Obesity, loss of B1 cells and susceptibility to infection: Obesity rates are increasing all over the world. Obesity is affecting nearly 30% of adults in the UK. The effect of obesity on increasing risk of cardiovascular diseases, diabetes and cancer is well recognised. Obesity also affects the immune system leading to increase susceptibility to infections. This has become dramatically apparent with COVID-19; obesity is one of the main risk factors of hospitalisation and death with COVID-19. Obesity also increases the risk of pneumonia and post-operative infections, raising important clinical challenges in hospitals. One of our main interests is to understand how obesity affects B1 cells, a type of B cells producing antibodies, called natural antibodies, providing an important frontline protection against infection. We aim to identify mechanisms leading to loss of B1 cells in human during obesity and identify targets boosting their function to restore resistance to infection in obese patients (MRC funded project).  

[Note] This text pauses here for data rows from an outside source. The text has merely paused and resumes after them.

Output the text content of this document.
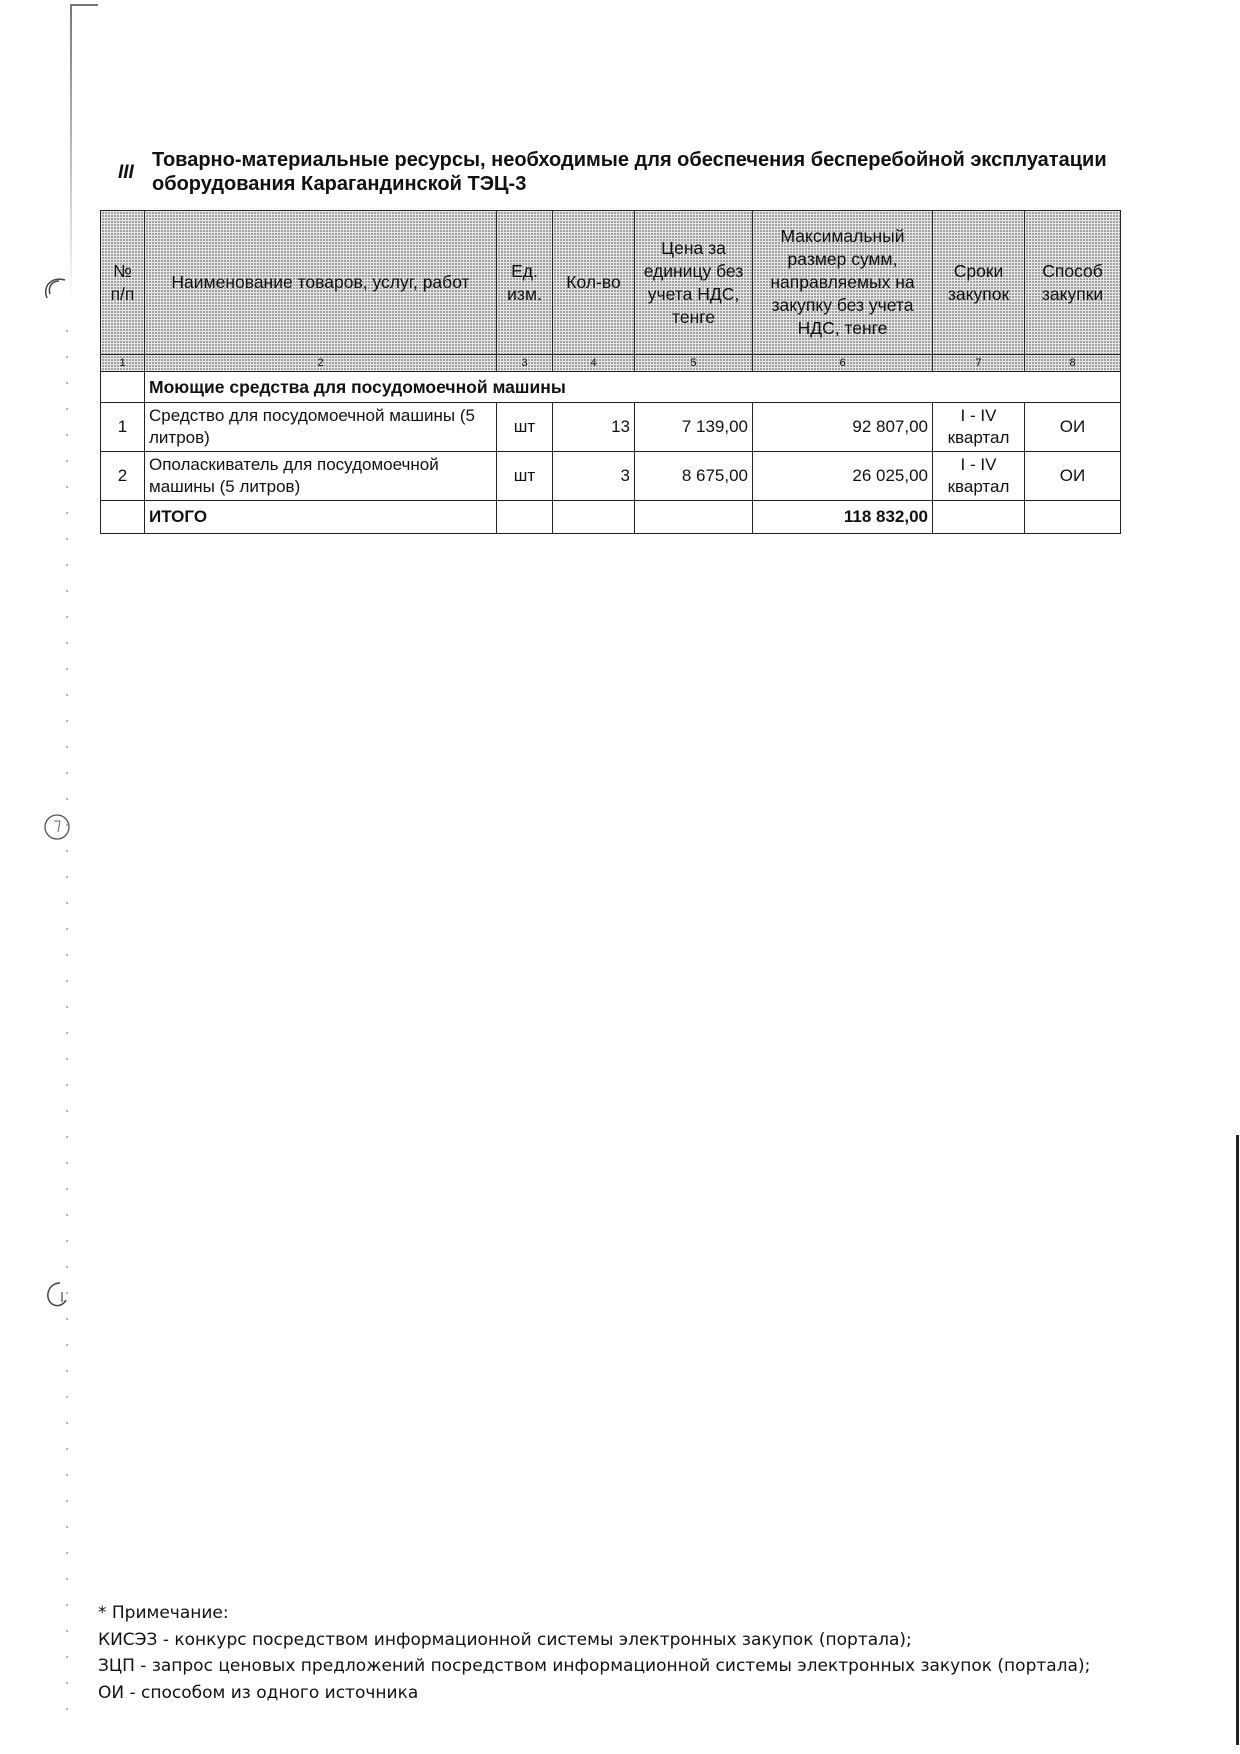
III
Товарно-материальные ресурсы, необходимые для обеспечения бесперебойной эксплуатации оборудования Карагандинской ТЭЦ-3
№ п/п	Наименование товаров, услуг, работ	Ед. изм.	Кол-во	Цена за единицу без учета НДС, тенге	Максимальный размер сумм, направляемых на закупку без учета НДС, тенге	Сроки закупок	Способ закупки
1	2	3	4	5	6	7	8
	Моющие средства для посудомоечной машины						
1	Средство для посудомоечной машины (5 литров)	шт	13	7 139,00	92 807,00	I - IV квартал	ОИ
2	Ополаскиватель для посудомоечной машины (5 литров)	шт	3	8 675,00	26 025,00	I - IV квартал	ОИ
	ИТОГО				118 832,00		
* Примечание:
КИСЭЗ - конкурс посредством информационной системы электронных закупок (портала);
ЗЦП - запрос ценовых предложений посредством информационной системы электронных закупок (портала);
ОИ - способом из одного источника
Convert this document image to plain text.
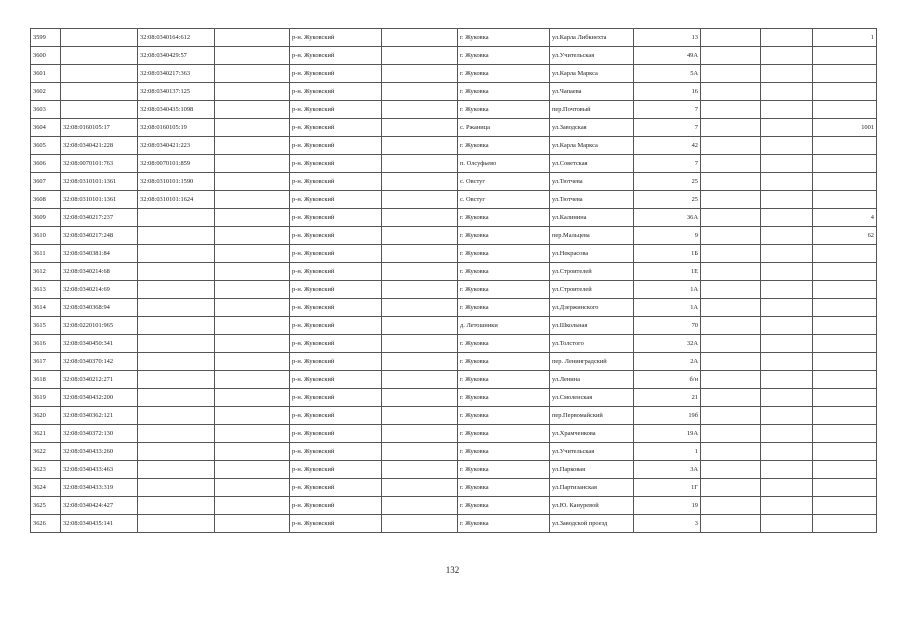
3599		32:08:0340164:612		р-н. Жуковский		г. Жуковка	ул.Карла Либкнехта	13			1
3600		32:08:0340429:57		р-н. Жуковский		г. Жуковка	ул.Учительская	49А			
3601		32:08:0340217:363		р-н. Жуковский		г. Жуковка	ул.Карла Маркса	5А			
3602		32:08:0340137:125		р-н. Жуковский		г. Жуковка	ул.Чапаева	16			
3603		32:08:0340435:1098		р-н. Жуковский		г. Жуковка	пер.Почтовый	7			
3604	32:08:0160105:17	32:08:0160105:19		р-н. Жуковский		с. Ржаница	ул.Заводская	7			1001
3605	32:08:0340421:228	32:08:0340421:223		р-н. Жуковский		г. Жуковка	ул.Карла Маркса	42			
3606	32:08:0070101:763	32:08:0070101:859		р-н. Жуковский		п. Олсуфьево	ул.Советская	7			
3607	32:08:0310101:1361	32:08:0310101:1590		р-н. Жуковский		с. Овстуг	ул.Тютчева	25			
3608	32:08:0310101:1361	32:08:0310101:1624		р-н. Жуковский		с. Овстуг	ул.Тютчева	25			
3609	32:08:0340217:237			р-н. Жуковский		г. Жуковка	ул.Калинина	36А			4
3610	32:08:0340217:248			р-н. Жуковский		г. Жуковка	пер.Мальцева	9			62
3611	32:08:0340381:84			р-н. Жуковский		г. Жуковка	ул.Некрасова	1Б			
3612	32:08:0340214:68			р-н. Жуковский		г. Жуковка	ул.Строителей	1Е			
3613	32:08:0340214:69			р-н. Жуковский		г. Жуковка	ул.Строителей	1А			
3614	32:08:0340368:94			р-н. Жуковский		г. Жуковка	ул.Дзержинского	1А			
3615	32:08:0220101:965			р-н. Жуковский		д. Летошники	ул.Школьная	70			
3616	32:08:0340450:341			р-н. Жуковский		г. Жуковка	ул.Толстого	32А			
3617	32:08:0340370:142			р-н. Жуковский		г. Жуковка	пер. Ленинградский	2А			
3618	32:08:0340212:271			р-н. Жуковский		г. Жуковка	ул.Ленина	б/н			
3619	32:08:0340432:200			р-н. Жуковский		г. Жуковка	ул.Смоленская	21			
3620	32:08:0340362:121			р-н. Жуковский		г. Жуковка	пер.Первомайский	19б			
3621	32:08:0340372:130			р-н. Жуковский		г. Жуковка	ул.Храмченкова	19А			
3622	32:08:0340433:260			р-н. Жуковский		г. Жуковка	ул.Учительская	1			
3623	32:08:0340433:463			р-н. Жуковский		г. Жуковка	ул.Парковая	3А			
3624	32:08:0340433:319			р-н. Жуковский		г. Жуковка	ул.Партизанская	1Г			
3625	32:08:0340424:427			р-н. Жуковский		г. Жуковка	ул.Ю. Кануревой	19			
3626	32:08:0340435:141			р-н. Жуковский		г. Жуковка	ул.Заводской проезд	3			
132
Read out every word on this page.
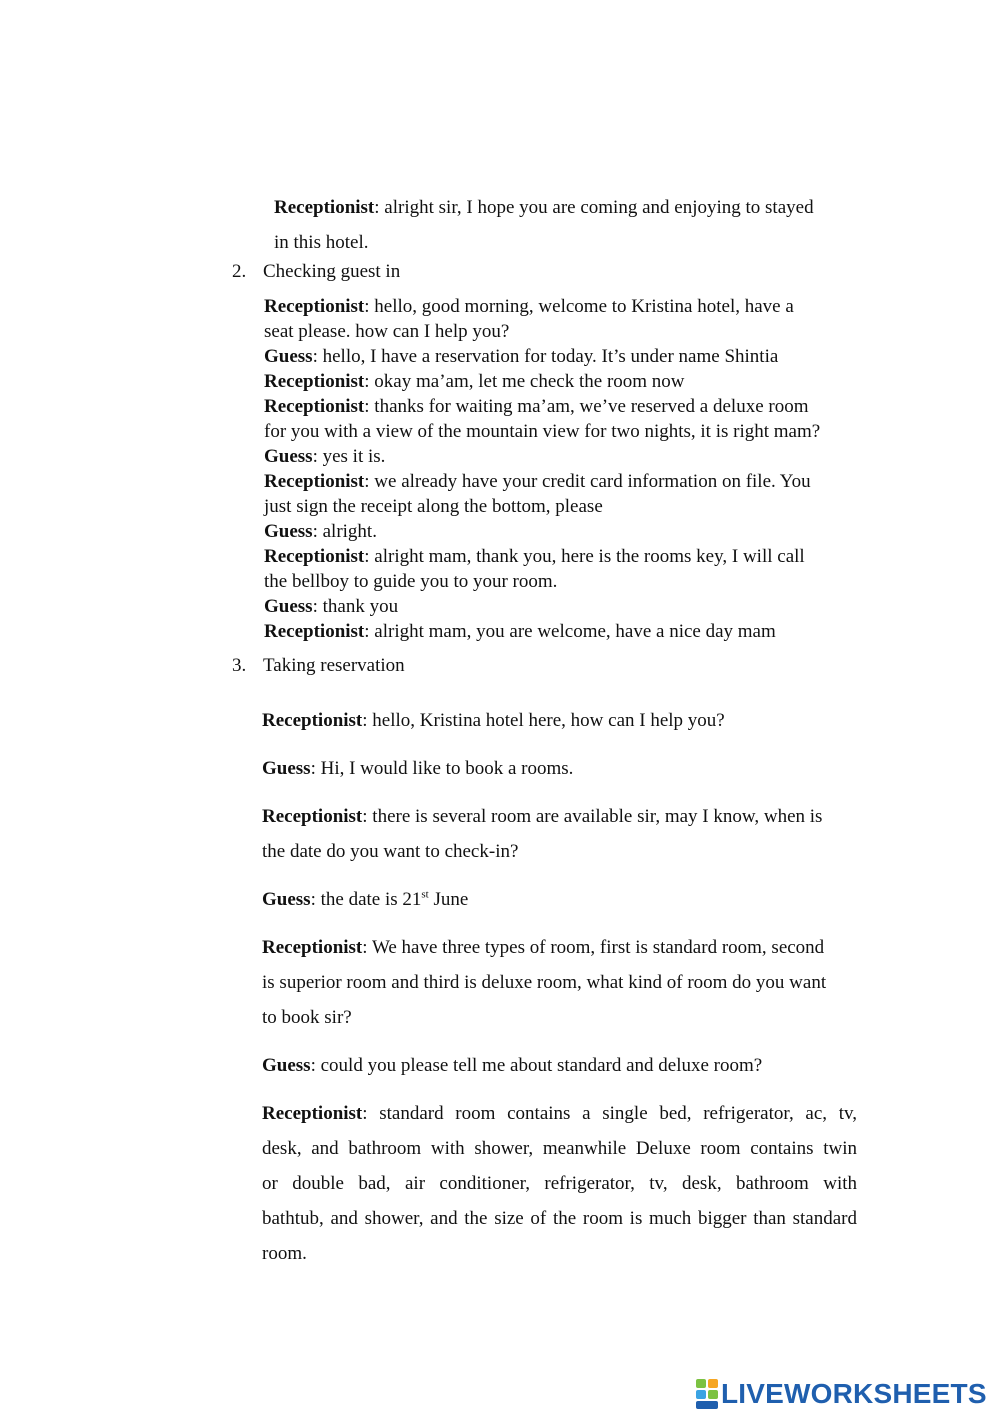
Receptionist: alright sir, I hope you are coming and enjoying to stayed
in this hotel.
2. Checking guest in
Receptionist: hello, good morning, welcome to Kristina hotel, have a
seat please. how can I help you?
Guess: hello, I have a reservation for today. It’s under name Shintia
Receptionist: okay ma’am, let me check the room now
Receptionist: thanks for waiting ma’am, we’ve reserved a deluxe room
for you with a view of the mountain view for two nights, it is right mam?
Guess: yes it is.
Receptionist: we already have your credit card information on file. You
just sign the receipt along the bottom, please
Guess: alright.
Receptionist: alright mam, thank you, here is the rooms key, I will call
the bellboy to guide you to your room.
Guess: thank you
Receptionist: alright mam, you are welcome, have a nice day mam
3. Taking reservation
Receptionist: hello, Kristina hotel here, how can I help you?
Guess: Hi, I would like to book a rooms.
Receptionist: there is several room are available sir, may I know, when is
the date do you want to check-in?
Guess: the date is 21st June
Receptionist: We have three types of room, first is standard room, second
is superior room and third is deluxe room, what kind of room do you want
to book sir?
Guess: could you please tell me about standard and deluxe room?
Receptionist: standard room contains a single bed, refrigerator, ac, tv,
desk, and bathroom with shower, meanwhile Deluxe room contains twin
or double bad, air conditioner, refrigerator, tv, desk, bathroom with
bathtub, and shower, and the size of the room is much bigger than standard
room.
LIVEWORKSHEETS
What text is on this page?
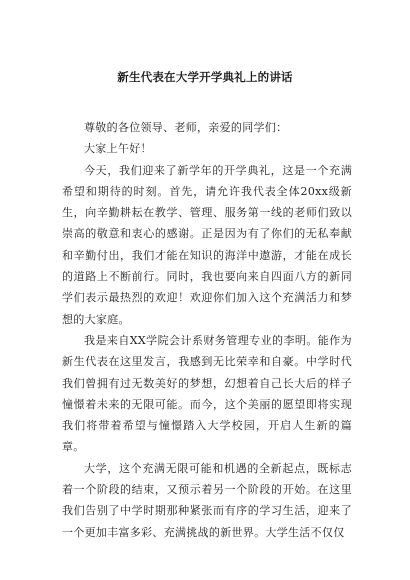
新生代表在大学开学典礼上的讲话

尊敬的各位领导、老师，亲爱的同学们：

大家上午好！

今天，我们迎来了新学年的开学典礼，这是一个充满希望和期待的时刻。首先，请允许我代表全体20xx级新生，向辛勤耕耘在教学、管理、服务第一线的老师们致以崇高的敬意和衷心的感谢。正是因为有了你们的无私奉献和辛勤付出，我们才能在知识的海洋中遨游，才能在成长的道路上不断前行。同时，我也要向来自四面八方的新同学们表示最热烈的欢迎！欢迎你们加入这个充满活力和梦想的大家庭。

我是来自XX学院会计系财务管理专业的李明。能作为新生代表在这里发言，我感到无比荣幸和自豪。中学时代我们曾拥有过无数美好的梦想，幻想着自己长大后的样子憧憬着未来的无限可能。而今，这个美丽的愿望即将实现我们将带着希望与憧憬踏入大学校园，开启人生新的篇章。

大学，这个充满无限可能和机遇的全新起点，既标志着一个阶段的结束，又预示着另一个阶段的开始。在这里我们告别了中学时期那种紧张而有序的学习生活，迎来了一个更加丰富多彩、充满挑战的新世界。大学生活不仅仅
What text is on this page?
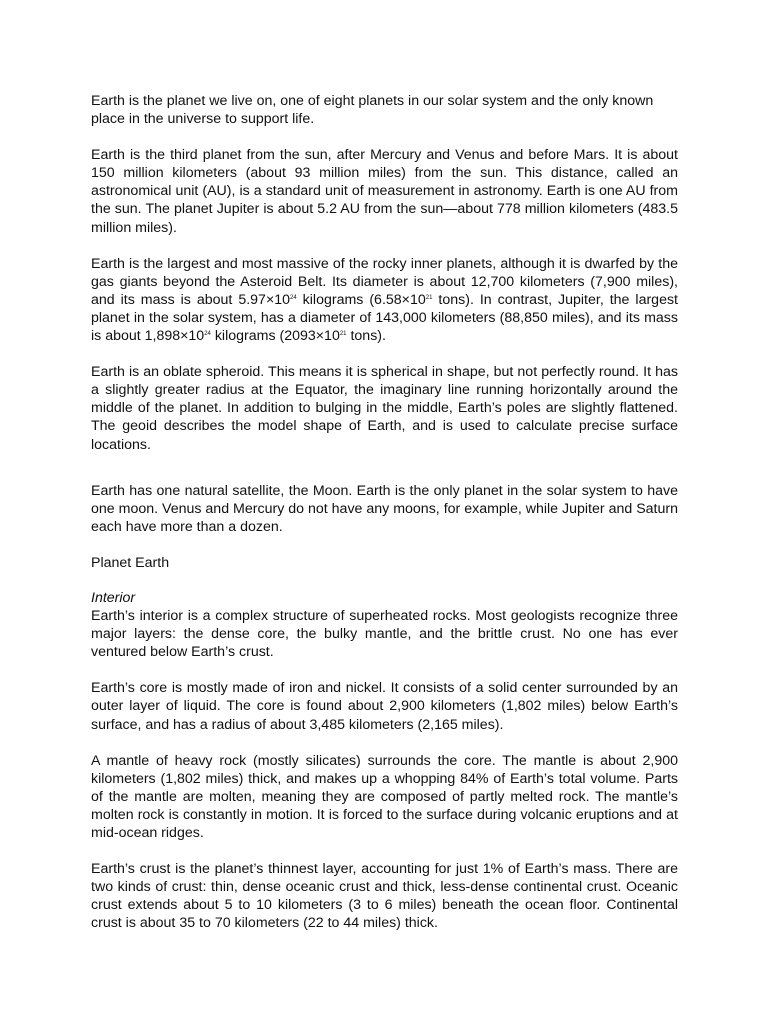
Earth is the planet we live on, one of eight planets in our solar system and the only known place in the universe to support life.

Earth is the third planet from the sun, after Mercury and Venus and before Mars. It is about 150 million kilometers (about 93 million miles) from the sun. This distance, called an astronomical unit (AU), is a standard unit of measurement in astronomy. Earth is one AU from the sun. The planet Jupiter is about 5.2 AU from the sun—about 778 million kilometers (483.5 million miles).

Earth is the largest and most massive of the rocky inner planets, although it is dwarfed by the gas giants beyond the Asteroid Belt. Its diameter is about 12,700 kilometers (7,900 miles), and its mass is about $5.97\times 10^{24}$ kilograms ($6.58\times 10^{21}$ tons). In contrast, Jupiter, the largest planet in the solar system, has a diameter of 143,000 kilometers (88,850 miles), and its mass is about $1,898\times 10^{24}$ kilograms ($2093\times 10^{21}$ tons).

Earth is an oblate spheroid. This means it is spherical in shape, but not perfectly round. It has a slightly greater radius at the Equator, the imaginary line running horizontally around the middle of the planet. In addition to bulging in the middle, Earth’s poles are slightly flattened. The geoid describes the model shape of Earth, and is used to calculate precise surface locations.

Earth has one natural satellite, the Moon. Earth is the only planet in the solar system to have one moon. Venus and Mercury do not have any moons, for example, while Jupiter and Saturn each have more than a dozen.

Planet Earth

Interior

Earth’s interior is a complex structure of superheated rocks. Most geologists recognize three major layers: the dense core, the bulky mantle, and the brittle crust. No one has ever ventured below Earth’s crust.

Earth’s core is mostly made of iron and nickel. It consists of a solid center surrounded by an outer layer of liquid. The core is found about 2,900 kilometers (1,802 miles) below Earth’s surface, and has a radius of about 3,485 kilometers (2,165 miles).

A mantle of heavy rock (mostly silicates) surrounds the core. The mantle is about 2,900 kilometers (1,802 miles) thick, and makes up a whopping 84% of Earth’s total volume. Parts of the mantle are molten, meaning they are composed of partly melted rock. The mantle’s molten rock is constantly in motion. It is forced to the surface during volcanic eruptions and at mid-ocean ridges.

Earth’s crust is the planet’s thinnest layer, accounting for just 1% of Earth’s mass. There are two kinds of crust: thin, dense oceanic crust and thick, less-dense continental crust. Oceanic crust extends about 5 to 10 kilometers (3 to 6 miles) beneath the ocean floor. Continental crust is about 35 to 70 kilometers (22 to 44 miles) thick.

Maintaining tissue homeostasis:

  • Natural antibodies play an additional critical homeostatic function by removing dead cells, cellular debris, and oxidised lipoprotein particles. There are important to limit insulin resistance, atherosclerosis and thrombosis. We aim to understand the mechanism driving the production of natural antibodies in human, how these are impacted by age and disease status and to identify pathways restoring natural antibody levels and homeostatic function to treat insulin resistance in obesity, atherosclerosis and thrombosis.
  • Resident macrophages in adipose tissue are involved in a myriad of regulatory function. We aim to understand how they synchronise adipocyte and vascular function with feeding and how they control lipid distribution in the body.

Repairing the heart post-myocardial infarction: After a heart attack, the body mounts a response to clear dying tissue and repair the damage to the heart. The heart is enveloped by a protective sac called the pericardium, which contains a high number of B1 cells. These B1 cells protects the heart after a heart attack increasing its repair and preserving heart function. We aim to understand the mechanism underlying the protective function of pericardial B1 cells in human post-myocardial infarction and identify new pathways to boost their protective function to treat heart attack (MRC funded project).